Effectivement, l’empereur provoqua Louis VI dès 1 124. Aussitôt on assista en France à une chose extraordinaire : la mobilisation spontanée de toutes les forces vives ! Louis  VI se rendit à Saint Denis, dont l’abbé Suger  depuis deux ans était le père abbé, pour y prendre l’oriflamme rouge et or. L’abbé s’émerveilla de « cette levée en masse, de cette armée pareille à une nuée de sauterelles ». Il  y avait là le comte de Blois, le duc de Bourgogne, le comte de Nevers, le comte de Vermandois, des troupes de chevaliers et de bourgeois de Saint-Quentin, de Pontoise, d’Amiens,  de Beauvais… C’était déjà une manifestation nationale. L’anticipation avec quatre-vingt-dix ans d’avance de la glorieuse journée de Bouvines ! Le sens national était en train de naître autour du Capétien. Il faut ajouter que des écrits, comme la Chanson de Roland, qui commençaient alors à se répandre, faisaient beaucoup pour éveiller l’amour de la « doulce France » .

Voyant ce peuple aussi décidé, l’empereur n ‘osa même pas dépasser Metz : il rebroussa chemin sous prétexte d’aller réprimer une insurrection à Worms et il y trouva la mort. Louis, lui, revint à Paris sous les acclamations populaires  Il avait, dit Suger, fait briller « l’éclat qui appartient à la puissance du royaume lorsque tous ses membres sont réunis. » La leçon méritait d’être méditée.

Venait d’apparaître aussi l’une des constantes de notre Histoire nationale.
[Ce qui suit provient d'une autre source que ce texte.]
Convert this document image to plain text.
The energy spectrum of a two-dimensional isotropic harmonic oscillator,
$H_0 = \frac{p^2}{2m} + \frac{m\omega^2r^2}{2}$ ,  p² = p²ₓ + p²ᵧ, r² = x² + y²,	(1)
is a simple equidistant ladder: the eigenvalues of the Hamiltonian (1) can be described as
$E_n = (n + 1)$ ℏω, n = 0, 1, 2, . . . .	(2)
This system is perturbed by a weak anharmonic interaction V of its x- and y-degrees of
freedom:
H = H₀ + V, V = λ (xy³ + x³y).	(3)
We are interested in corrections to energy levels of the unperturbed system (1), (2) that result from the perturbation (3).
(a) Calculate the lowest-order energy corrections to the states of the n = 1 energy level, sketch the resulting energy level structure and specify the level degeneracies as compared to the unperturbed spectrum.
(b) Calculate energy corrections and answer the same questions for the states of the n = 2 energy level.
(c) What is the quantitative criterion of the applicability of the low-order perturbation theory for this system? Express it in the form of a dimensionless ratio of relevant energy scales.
Lisons Jacques Bainville : « Allemagne, Angleterre : entre ces deux forces, il faudra nous défendre, trouver notre indépendance et notre équilibre. C’est encore la loi de notre vie nationale ». Les Capétiens l’avaient compris dès 1124…

Le mouvement communal

Pendant que Louis VI et l’abbé Suger s’appliquaient à mettre en valeur le domaine royal, se développait un phénomène nouveau. À l’abri des châteaux forts, une classe moyenne s’était formée par le travail et l’épargne et supportait de moins en moins les abus de certains seigneurs dont, désormais, la protection n’était plus aussi nécessaire. Les bourgeois demandaient donc à ceux-ci des franchises, des libertés réglementant minutieusement l’ingérence des officiers seigneuriaux. Ainsi naissaient les communes, conquérant ou achetant les droits féodaux, notamment le droit d’avoir leur propre police. Cela n’allait pas toujours sans difficultés. Parfois le seigneur refusait, ailleurs le mouvement communal dépassait son objectif et  se faisait insurrectionnel, comme à Laon en 1112. Ce progrès des libertés, pour être effectif et pour ne pas dévier, avait absolument besoin du roi, suprême justicier, seul assez fort et assez indépendant pour le protéger et, aussi, le canaliser.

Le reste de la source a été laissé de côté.